Ha!, should have put Portland, Oregon in for the frost wedging question. I lose several ceramic flowerpots every year if I leave them out for the winter.
I am 82 years old and that Iron arch to me got they're by being next to an ocean at one time. Think could a Rhyolite volcano could have been too acidy that is why there is a lot of sand If it is you can not say the earth is as old as geologist say it is
The entire Western Inner Seaway, east of the Rocky Mountains (once volcanic island arc), laid down eroded sedimentary rocks, of which these iron-rich sediments, with constant water leaching, turned into these iron-rich layers and beddings. As the Rockies were further uplifted, and the Western Inner Seaway drained out into the Gulf of Mexico, massive miles of geology were uplifted above the surface level. Massive erosion of these sedimentary and metamorphosed rocks then started oxidizing and rusting all these iron-rich sandstone. Vertical and horizontal weaknesses created greater erosion patterns on these uplifts. Pillars, arches, hoodooes, etc. all remain standing, while softer and weaker geologies eroded away. What you see of these ancient sandstones is very ancient metamorphosed seabed sediments pushed miles up .. and now continue eroding away again into their primary quartz and quartzite sand particles, while the iron rust will oxidize down into such red iron sands that eventually decomposed into the very iron atoms, and blow like dust across the land, disappearing from the location to deposit in some other depression or crack (!).

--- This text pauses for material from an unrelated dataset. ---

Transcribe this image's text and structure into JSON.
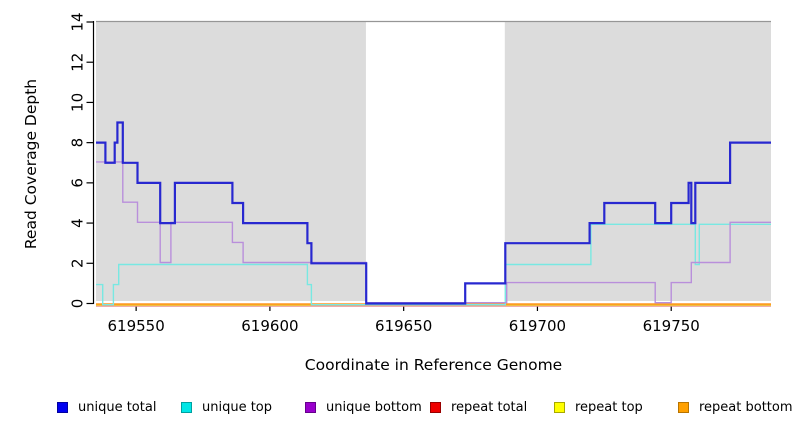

@@jeffbybee5207 If I did go, knowing what I know of the ancientness of the whole geology of that region, I could sit there all day looking and contemplating in 1 direction of the backstory, then turn in another direction and have a further chapter(s) in the backstory, ... until I was fully 360 spun and looked about, and have a massive knowledge of the whole area.
I can't understand your comment, but the Earth is absolutely as old as geologists say. There are multiple different lines of reasoning that all point to the same age.
@@beeble2003 Not sure what you have difficulty about. Laramidia was a W to E aligned volcanic arc island, that got spun clockwise with the Farallon plate subducting under it. It now faces N to S. The American trench is a known sedimentary and metamorphic geology, that took 251+ MYA to sediment up. The up thrust of this trench pushing the entire ancient trench miles skywards, then eroding gives us all of these features. Go to some of the latest YT Myron Cook geology vids of Utah and Wyoming and he shows some of this ... which lead to an email to him (and his astonishment at my understanding of this whole process in greater complexity - being a lay geologist). The Western Inner Seaway sedimented 1/4 inch per 1,000 years. The known geological strata still have 3,000 feet of sedimentary and metamorphosed rock in Utah and the eastern Rockies slopes. The Seaway was 2,000 - 3,000 feet in depth with 1+ mile of seabed accumulating in the period of 250 MYA. The calculations show that the once massive and deep American trench was between Laramidia and Appalachia subcontinents. Part of this discovery deals with YT Dutch Sinse and his earthquake statements showing the North American craton, and his western edge of the craton is this exact remains of the American trench weakened geology.